Living with someone you love comes with its ups and downs, certainly, but there are specific arrangements that add additional complicated layers. When you are living on opposite schedules it can sometime feel like you aren’t even living with someone at all–like you are sharing close quarters with a ghost. You see evidence of their presence and maybe even clean up after them, but you are never in the same place at the same time. For McKinley Benson’s rewarding animated short, Two Ships, little dialogue is used to transmit a common conflict.
A man gets up in the middle of the night and folds over his side of the covers. He looks longingly at his girlfriend before he begins his nightly routine of grabbing a bite to eat before heading out to work. This side of Benson’s film (which he wrote with his partner, Mackenzie) is swathed in shades of different blues, as if the night is clinging to his skin and the clothes he picked out for his day. I couldn’t help but think about how he has perfected the art of quietly tiptoeing around his own apartment, trying to be quiet and respectful in equal measure.
When his partner wakes up in the morning, the warm beiges and pinks almost reflect how she feels to keep herself going to get to the end of the day. They visually exist in the same spaces but not in the same time–they feel imprinted on one another.
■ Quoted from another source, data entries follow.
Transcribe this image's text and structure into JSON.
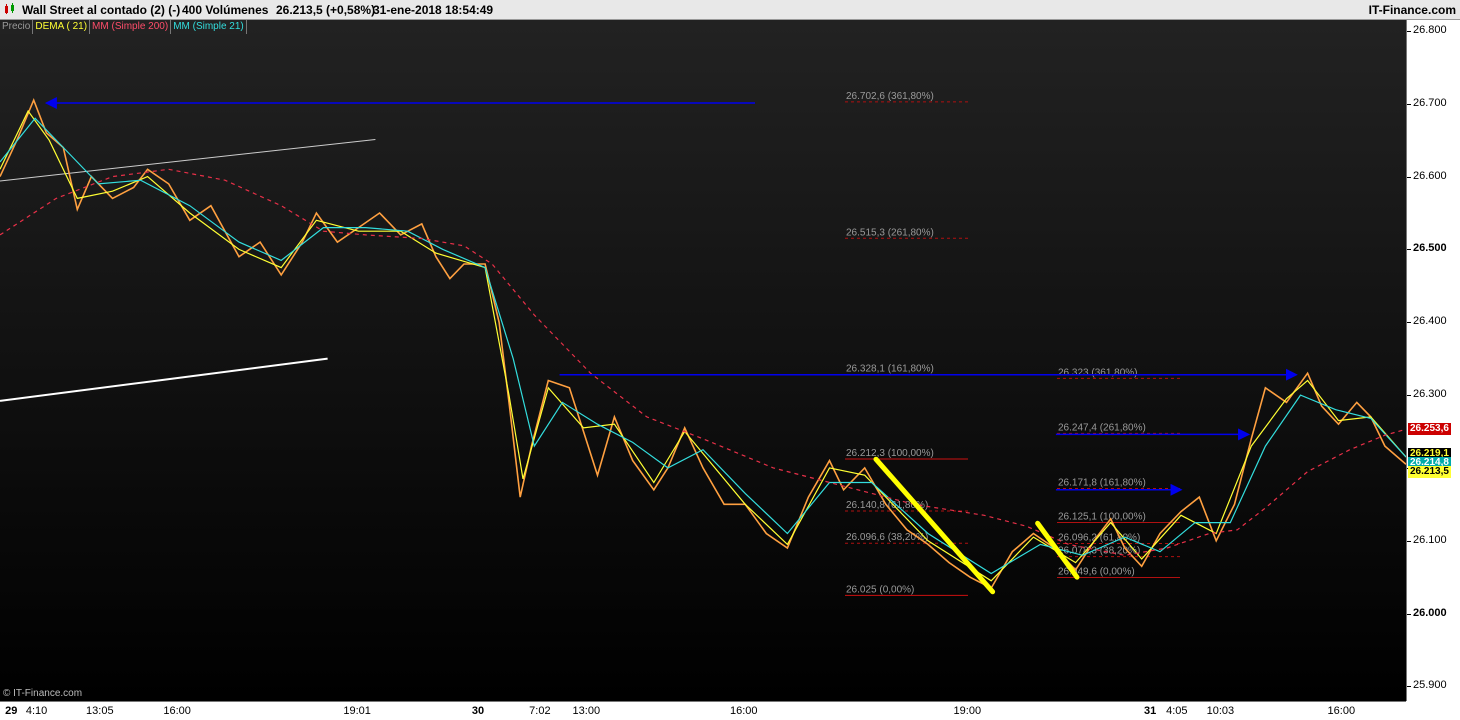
{
  "header": {
    "title": "Wall Street al contado (2) (-)",
    "volume": "400 Volúmenes",
    "price_change": "26.213,5 (+0,58%)",
    "datetime": "31-ene-2018 18:54:49",
    "brand": "IT-Finance.com"
  },
  "legend": [
    {
      "label": "Precio",
      "color": "#999999"
    },
    {
      "label": "DEMA ( 21)",
      "color": "#ffff33"
    },
    {
      "label": "MM (Simple 200)",
      "color": "#ff4d6a"
    },
    {
      "label": "MM (Simple 21)",
      "color": "#33dddd"
    }
  ],
  "watermark": "© IT-Finance.com",
  "price_boxes": [
    {
      "label": "26.253,6",
      "value": 26253.6,
      "bg": "#cc0000",
      "fg": "#ffffff"
    },
    {
      "label": "26.219,1",
      "value": 26219.1,
      "bg": "#000000",
      "fg": "#ffff33"
    },
    {
      "label": "26.214,8",
      "value": 26214.8,
      "bg": "#00aaaa",
      "fg": "#ffffff"
    },
    {
      "label": "26.213,5",
      "value": 26213.5,
      "bg": "#ffff33",
      "fg": "#000000"
    }
  ],
  "chart_data": {
    "type": "line",
    "ylim": [
      25880,
      26815
    ],
    "y_ticks": [
      "26.800",
      "26.700",
      "26.600",
      "26.500",
      "26.400",
      "26.300",
      "26.200",
      "26.100",
      "26.000",
      "25.900"
    ],
    "y_tick_values": [
      26800,
      26700,
      26600,
      26500,
      26400,
      26300,
      26200,
      26100,
      26000,
      25900
    ],
    "y_tick_bold": [
      false,
      false,
      false,
      true,
      false,
      false,
      false,
      false,
      true,
      false
    ],
    "x_ticks": [
      {
        "label": "29",
        "bold": true,
        "t": 0.008
      },
      {
        "label": "4:10",
        "bold": false,
        "t": 0.026
      },
      {
        "label": "13:05",
        "bold": false,
        "t": 0.071
      },
      {
        "label": "16:00",
        "bold": false,
        "t": 0.126
      },
      {
        "label": "19:01",
        "bold": false,
        "t": 0.254
      },
      {
        "label": "30",
        "bold": true,
        "t": 0.34
      },
      {
        "label": "7:02",
        "bold": false,
        "t": 0.384
      },
      {
        "label": "13:00",
        "bold": false,
        "t": 0.417
      },
      {
        "label": "16:00",
        "bold": false,
        "t": 0.529
      },
      {
        "label": "19:00",
        "bold": false,
        "t": 0.688
      },
      {
        "label": "31",
        "bold": true,
        "t": 0.818
      },
      {
        "label": "4:05",
        "bold": false,
        "t": 0.837
      },
      {
        "label": "10:03",
        "bold": false,
        "t": 0.868
      },
      {
        "label": "16:00",
        "bold": false,
        "t": 0.954
      }
    ],
    "series": [
      {
        "name": "Precio",
        "color": "#ffa040",
        "points": [
          [
            0,
            26600
          ],
          [
            0.012,
            26650
          ],
          [
            0.024,
            26705
          ],
          [
            0.033,
            26660
          ],
          [
            0.045,
            26640
          ],
          [
            0.055,
            26555
          ],
          [
            0.065,
            26600
          ],
          [
            0.08,
            26570
          ],
          [
            0.095,
            26585
          ],
          [
            0.105,
            26610
          ],
          [
            0.12,
            26590
          ],
          [
            0.135,
            26540
          ],
          [
            0.15,
            26560
          ],
          [
            0.17,
            26490
          ],
          [
            0.185,
            26510
          ],
          [
            0.2,
            26465
          ],
          [
            0.215,
            26510
          ],
          [
            0.225,
            26550
          ],
          [
            0.24,
            26510
          ],
          [
            0.255,
            26530
          ],
          [
            0.27,
            26550
          ],
          [
            0.285,
            26520
          ],
          [
            0.3,
            26535
          ],
          [
            0.31,
            26490
          ],
          [
            0.32,
            26460
          ],
          [
            0.33,
            26480
          ],
          [
            0.345,
            26480
          ],
          [
            0.355,
            26400
          ],
          [
            0.362,
            26290
          ],
          [
            0.37,
            26160
          ],
          [
            0.378,
            26230
          ],
          [
            0.39,
            26320
          ],
          [
            0.405,
            26310
          ],
          [
            0.415,
            26250
          ],
          [
            0.425,
            26190
          ],
          [
            0.437,
            26270
          ],
          [
            0.45,
            26210
          ],
          [
            0.465,
            26170
          ],
          [
            0.475,
            26200
          ],
          [
            0.487,
            26255
          ],
          [
            0.5,
            26200
          ],
          [
            0.515,
            26150
          ],
          [
            0.53,
            26150
          ],
          [
            0.545,
            26110
          ],
          [
            0.56,
            26090
          ],
          [
            0.575,
            26160
          ],
          [
            0.59,
            26210
          ],
          [
            0.6,
            26170
          ],
          [
            0.615,
            26200
          ],
          [
            0.63,
            26150
          ],
          [
            0.645,
            26115
          ],
          [
            0.66,
            26095
          ],
          [
            0.675,
            26070
          ],
          [
            0.69,
            26050
          ],
          [
            0.705,
            26035
          ],
          [
            0.72,
            26085
          ],
          [
            0.735,
            26110
          ],
          [
            0.75,
            26090
          ],
          [
            0.765,
            26060
          ],
          [
            0.78,
            26105
          ],
          [
            0.79,
            26130
          ],
          [
            0.8,
            26090
          ],
          [
            0.812,
            26065
          ],
          [
            0.825,
            26110
          ],
          [
            0.84,
            26140
          ],
          [
            0.853,
            26160
          ],
          [
            0.865,
            26100
          ],
          [
            0.878,
            26150
          ],
          [
            0.89,
            26240
          ],
          [
            0.9,
            26310
          ],
          [
            0.915,
            26290
          ],
          [
            0.93,
            26330
          ],
          [
            0.94,
            26285
          ],
          [
            0.952,
            26260
          ],
          [
            0.965,
            26290
          ],
          [
            0.975,
            26270
          ],
          [
            0.985,
            26230
          ],
          [
            1,
            26205
          ]
        ]
      },
      {
        "name": "DEMA ( 21)",
        "color": "#ffff33",
        "points": [
          [
            0,
            26610
          ],
          [
            0.02,
            26690
          ],
          [
            0.035,
            26650
          ],
          [
            0.055,
            26570
          ],
          [
            0.08,
            26580
          ],
          [
            0.105,
            26600
          ],
          [
            0.135,
            26550
          ],
          [
            0.17,
            26500
          ],
          [
            0.2,
            26475
          ],
          [
            0.225,
            26540
          ],
          [
            0.255,
            26525
          ],
          [
            0.285,
            26525
          ],
          [
            0.31,
            26495
          ],
          [
            0.345,
            26475
          ],
          [
            0.362,
            26300
          ],
          [
            0.372,
            26185
          ],
          [
            0.39,
            26310
          ],
          [
            0.415,
            26255
          ],
          [
            0.437,
            26260
          ],
          [
            0.465,
            26180
          ],
          [
            0.487,
            26250
          ],
          [
            0.53,
            26150
          ],
          [
            0.56,
            26095
          ],
          [
            0.59,
            26200
          ],
          [
            0.615,
            26190
          ],
          [
            0.66,
            26100
          ],
          [
            0.705,
            26045
          ],
          [
            0.735,
            26105
          ],
          [
            0.765,
            26070
          ],
          [
            0.79,
            26125
          ],
          [
            0.812,
            26075
          ],
          [
            0.84,
            26135
          ],
          [
            0.865,
            26110
          ],
          [
            0.89,
            26230
          ],
          [
            0.915,
            26295
          ],
          [
            0.93,
            26320
          ],
          [
            0.952,
            26265
          ],
          [
            0.975,
            26270
          ],
          [
            1,
            26215
          ]
        ]
      },
      {
        "name": "MM (Simple 21)",
        "color": "#33dddd",
        "points": [
          [
            0,
            26620
          ],
          [
            0.025,
            26680
          ],
          [
            0.045,
            26640
          ],
          [
            0.07,
            26590
          ],
          [
            0.1,
            26595
          ],
          [
            0.135,
            26560
          ],
          [
            0.17,
            26510
          ],
          [
            0.2,
            26485
          ],
          [
            0.23,
            26530
          ],
          [
            0.26,
            26530
          ],
          [
            0.29,
            26525
          ],
          [
            0.315,
            26500
          ],
          [
            0.345,
            26475
          ],
          [
            0.365,
            26350
          ],
          [
            0.38,
            26230
          ],
          [
            0.4,
            26290
          ],
          [
            0.425,
            26260
          ],
          [
            0.45,
            26235
          ],
          [
            0.475,
            26200
          ],
          [
            0.5,
            26225
          ],
          [
            0.53,
            26165
          ],
          [
            0.56,
            26110
          ],
          [
            0.59,
            26180
          ],
          [
            0.62,
            26180
          ],
          [
            0.66,
            26110
          ],
          [
            0.705,
            26055
          ],
          [
            0.74,
            26095
          ],
          [
            0.77,
            26080
          ],
          [
            0.8,
            26105
          ],
          [
            0.825,
            26085
          ],
          [
            0.85,
            26125
          ],
          [
            0.875,
            26125
          ],
          [
            0.9,
            26230
          ],
          [
            0.925,
            26300
          ],
          [
            0.95,
            26280
          ],
          [
            0.975,
            26268
          ],
          [
            1,
            26215
          ]
        ]
      },
      {
        "name": "MM (Simple 200)",
        "color": "#e83048",
        "dashed": true,
        "points": [
          [
            0,
            26520
          ],
          [
            0.04,
            26570
          ],
          [
            0.08,
            26600
          ],
          [
            0.12,
            26610
          ],
          [
            0.16,
            26595
          ],
          [
            0.2,
            26560
          ],
          [
            0.23,
            26525
          ],
          [
            0.26,
            26520
          ],
          [
            0.3,
            26515
          ],
          [
            0.33,
            26505
          ],
          [
            0.35,
            26480
          ],
          [
            0.38,
            26410
          ],
          [
            0.42,
            26330
          ],
          [
            0.46,
            26270
          ],
          [
            0.5,
            26240
          ],
          [
            0.55,
            26200
          ],
          [
            0.6,
            26175
          ],
          [
            0.65,
            26150
          ],
          [
            0.7,
            26135
          ],
          [
            0.73,
            26120
          ],
          [
            0.76,
            26095
          ],
          [
            0.8,
            26080
          ],
          [
            0.83,
            26090
          ],
          [
            0.86,
            26110
          ],
          [
            0.88,
            26115
          ],
          [
            0.9,
            26145
          ],
          [
            0.93,
            26195
          ],
          [
            0.96,
            26225
          ],
          [
            0.985,
            26245
          ],
          [
            1,
            26253
          ]
        ]
      }
    ],
    "fib_left": [
      {
        "label": "26.702,6 (361,80%)",
        "value": 26702.6
      },
      {
        "label": "26.515,3 (261,80%)",
        "value": 26515.3
      },
      {
        "label": "26.328,1 (161,80%)",
        "value": 26328.1
      },
      {
        "label": "26.212,3 (100,00%)",
        "value": 26212.3
      },
      {
        "label": "26.140,8 (61,80%)",
        "value": 26140.8
      },
      {
        "label": "26.096,6 (38,20%)",
        "value": 26096.6
      },
      {
        "label": "26.025 (0,00%)",
        "value": 26025
      }
    ],
    "fib_right": [
      {
        "label": "26.323 (361,80%)",
        "value": 26323
      },
      {
        "label": "26.247,4 (261,80%)",
        "value": 26247.4
      },
      {
        "label": "26.171,8 (161,80%)",
        "value": 26171.8
      },
      {
        "label": "26.125,1 (100,00%)",
        "value": 26125.1
      },
      {
        "label": "26.096,2 (61,80%)",
        "value": 26096.2
      },
      {
        "label": "26.078,3 (38,20%)",
        "value": 26078.3
      },
      {
        "label": "26.049,6 (0,00%)",
        "value": 26049.6
      }
    ],
    "trendlines": [
      {
        "name": "upper-channel",
        "color": "#cccccc",
        "from": [
          0,
          26594
        ],
        "to": [
          0.267,
          26651
        ]
      },
      {
        "name": "lower-channel",
        "color": "#ffffff",
        "from": [
          0,
          26292
        ],
        "to": [
          0.233,
          26350
        ]
      }
    ],
    "arrows": [
      {
        "name": "arrow-26702",
        "color": "#0000ee",
        "from": [
          0.537,
          26701
        ],
        "to": [
          0.033,
          26701
        ]
      },
      {
        "name": "arrow-26328",
        "color": "#0000ee",
        "from": [
          0.398,
          26328
        ],
        "to": [
          0.922,
          26328
        ]
      },
      {
        "name": "arrow-26247",
        "color": "#0000ee",
        "from": [
          0.751,
          26246
        ],
        "to": [
          0.888,
          26246
        ]
      },
      {
        "name": "arrow-26171",
        "color": "#0000ee",
        "from": [
          0.751,
          26170
        ],
        "to": [
          0.84,
          26170
        ]
      }
    ],
    "swing_lines": [
      {
        "name": "swing-down-1",
        "color": "#ffff00",
        "from": [
          0.623,
          26212
        ],
        "to": [
          0.706,
          26030
        ]
      },
      {
        "name": "swing-down-2",
        "color": "#ffff00",
        "from": [
          0.738,
          26124
        ],
        "to": [
          0.766,
          26050
        ]
      }
    ]
  }
}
Based on the couple’s own experience living with opposite schedules, they recognize how their film can speak to many audiences who are grappling with a non-traditional living environment. Two Ships spoke to me, personally, as an understanding of a long distance relationship in how uncertainty and doubt creep in when you least expect it. In one section, the color drains out and our couple finds themselves flying on parallel swings, their fingertips straining for the tiniest bit of physical touch.
No one knows how it feels to be in your relationship, so you have to remain present and understanding to make the bond stronger–especially when the other isn’t sitting right next to you. The Bensons have created a film filled with longing and patience, a testament to the power of love and connection.